The human perspective chapters are narrated by Juna.  She’s quite the brilliant person for being relatively non-technical.  At first, she and Mai butt heads, but as time crawls, they learn to communicate with each other and figure out how to survive.  It took me quite a while to get inside Juna’s head due to the denseness of the prose.  I think I finally broke through once she and Mai were on better terms.  I actually related more to the Shrouded.  I think that was because of my general distaste for the humans in the beginning.  They were belligerent towards each other and quite xenophobic towards the Shrouded.  

The themes running in this book were xenophobia (naturally) and corporate greed.  Humans are in stasis on the spaceship until they’re needed, much like tools in a shed, and are treated as little more than that.  It also explores the problems with a very style of communication much different than humans and even the spiders from “Children.”  

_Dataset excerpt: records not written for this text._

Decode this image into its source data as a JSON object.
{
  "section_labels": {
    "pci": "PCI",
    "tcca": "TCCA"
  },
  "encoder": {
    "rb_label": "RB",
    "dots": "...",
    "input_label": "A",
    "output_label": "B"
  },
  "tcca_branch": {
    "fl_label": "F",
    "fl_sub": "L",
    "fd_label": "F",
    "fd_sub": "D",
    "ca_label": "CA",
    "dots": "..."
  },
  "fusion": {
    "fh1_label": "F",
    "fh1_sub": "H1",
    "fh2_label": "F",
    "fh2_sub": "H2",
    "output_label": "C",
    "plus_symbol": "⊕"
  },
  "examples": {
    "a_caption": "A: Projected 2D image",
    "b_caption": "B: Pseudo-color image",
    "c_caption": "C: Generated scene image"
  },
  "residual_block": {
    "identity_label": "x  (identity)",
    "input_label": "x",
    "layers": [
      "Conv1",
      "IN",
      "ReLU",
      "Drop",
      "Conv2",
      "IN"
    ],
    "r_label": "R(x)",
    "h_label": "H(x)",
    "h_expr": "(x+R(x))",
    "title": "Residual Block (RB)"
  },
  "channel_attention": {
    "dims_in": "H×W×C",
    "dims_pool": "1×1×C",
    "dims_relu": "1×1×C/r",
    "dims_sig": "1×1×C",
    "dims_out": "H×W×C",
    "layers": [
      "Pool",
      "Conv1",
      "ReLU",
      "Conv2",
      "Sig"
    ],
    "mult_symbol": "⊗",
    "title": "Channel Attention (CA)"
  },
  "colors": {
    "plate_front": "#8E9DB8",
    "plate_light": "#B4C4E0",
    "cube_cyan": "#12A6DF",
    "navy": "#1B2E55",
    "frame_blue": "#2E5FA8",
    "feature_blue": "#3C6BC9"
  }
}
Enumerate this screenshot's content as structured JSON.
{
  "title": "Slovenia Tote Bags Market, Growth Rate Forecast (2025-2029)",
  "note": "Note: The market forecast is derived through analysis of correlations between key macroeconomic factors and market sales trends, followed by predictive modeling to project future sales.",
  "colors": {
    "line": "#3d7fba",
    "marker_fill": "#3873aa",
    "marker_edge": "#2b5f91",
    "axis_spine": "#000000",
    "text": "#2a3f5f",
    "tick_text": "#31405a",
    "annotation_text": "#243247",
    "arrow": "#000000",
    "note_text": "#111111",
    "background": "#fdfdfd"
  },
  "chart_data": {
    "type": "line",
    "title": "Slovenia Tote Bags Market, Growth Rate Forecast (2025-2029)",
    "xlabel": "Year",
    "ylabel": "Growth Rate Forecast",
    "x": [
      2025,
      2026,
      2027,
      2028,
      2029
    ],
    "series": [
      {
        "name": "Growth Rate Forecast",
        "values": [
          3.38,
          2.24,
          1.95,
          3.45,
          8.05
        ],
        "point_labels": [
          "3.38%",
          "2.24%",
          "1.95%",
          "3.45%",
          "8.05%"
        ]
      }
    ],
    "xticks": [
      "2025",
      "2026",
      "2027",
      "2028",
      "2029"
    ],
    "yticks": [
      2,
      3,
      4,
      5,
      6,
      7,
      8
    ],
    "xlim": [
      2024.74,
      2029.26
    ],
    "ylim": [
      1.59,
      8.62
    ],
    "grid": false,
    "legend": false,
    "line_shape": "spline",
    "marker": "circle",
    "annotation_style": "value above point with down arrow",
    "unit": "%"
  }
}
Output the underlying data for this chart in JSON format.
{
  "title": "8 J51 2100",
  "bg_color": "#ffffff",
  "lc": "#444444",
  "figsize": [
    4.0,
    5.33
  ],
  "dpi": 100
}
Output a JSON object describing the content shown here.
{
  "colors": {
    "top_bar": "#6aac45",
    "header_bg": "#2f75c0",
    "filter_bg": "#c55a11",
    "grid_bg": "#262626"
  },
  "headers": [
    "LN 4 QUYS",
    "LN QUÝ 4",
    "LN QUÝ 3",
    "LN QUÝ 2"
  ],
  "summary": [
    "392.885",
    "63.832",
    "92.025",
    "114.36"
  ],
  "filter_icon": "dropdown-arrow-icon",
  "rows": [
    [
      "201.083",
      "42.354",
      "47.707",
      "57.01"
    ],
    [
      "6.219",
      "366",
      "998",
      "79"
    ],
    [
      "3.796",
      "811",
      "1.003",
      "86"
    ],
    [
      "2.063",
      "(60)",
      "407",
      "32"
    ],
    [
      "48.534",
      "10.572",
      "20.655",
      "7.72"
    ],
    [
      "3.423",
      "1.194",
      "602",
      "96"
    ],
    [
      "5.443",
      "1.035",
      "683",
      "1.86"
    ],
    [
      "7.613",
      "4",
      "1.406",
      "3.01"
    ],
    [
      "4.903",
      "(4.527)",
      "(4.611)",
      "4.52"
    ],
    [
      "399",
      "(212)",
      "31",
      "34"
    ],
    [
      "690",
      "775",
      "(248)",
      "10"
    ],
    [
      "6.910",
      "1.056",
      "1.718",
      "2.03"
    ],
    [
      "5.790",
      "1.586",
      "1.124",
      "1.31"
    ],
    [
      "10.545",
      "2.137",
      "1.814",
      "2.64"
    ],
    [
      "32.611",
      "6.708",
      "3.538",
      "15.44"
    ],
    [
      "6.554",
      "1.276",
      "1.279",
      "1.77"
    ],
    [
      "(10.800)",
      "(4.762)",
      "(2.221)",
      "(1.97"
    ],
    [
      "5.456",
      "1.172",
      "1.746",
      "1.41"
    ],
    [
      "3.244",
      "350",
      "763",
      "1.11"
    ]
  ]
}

This book requires a lot of concentration.  It’s not that technical, just, again, very dense in its prose.  The world building is phenomenal, as Tchaikovsky always is.  It’s because of the denseness as well as the similarity to “Children” that I give it less than 5 stars.  It gets four out of five.  I’m not sure how I’ll vote in the Hugos yet.  I have four more books to read.  Then I’ll see how this compares to the others.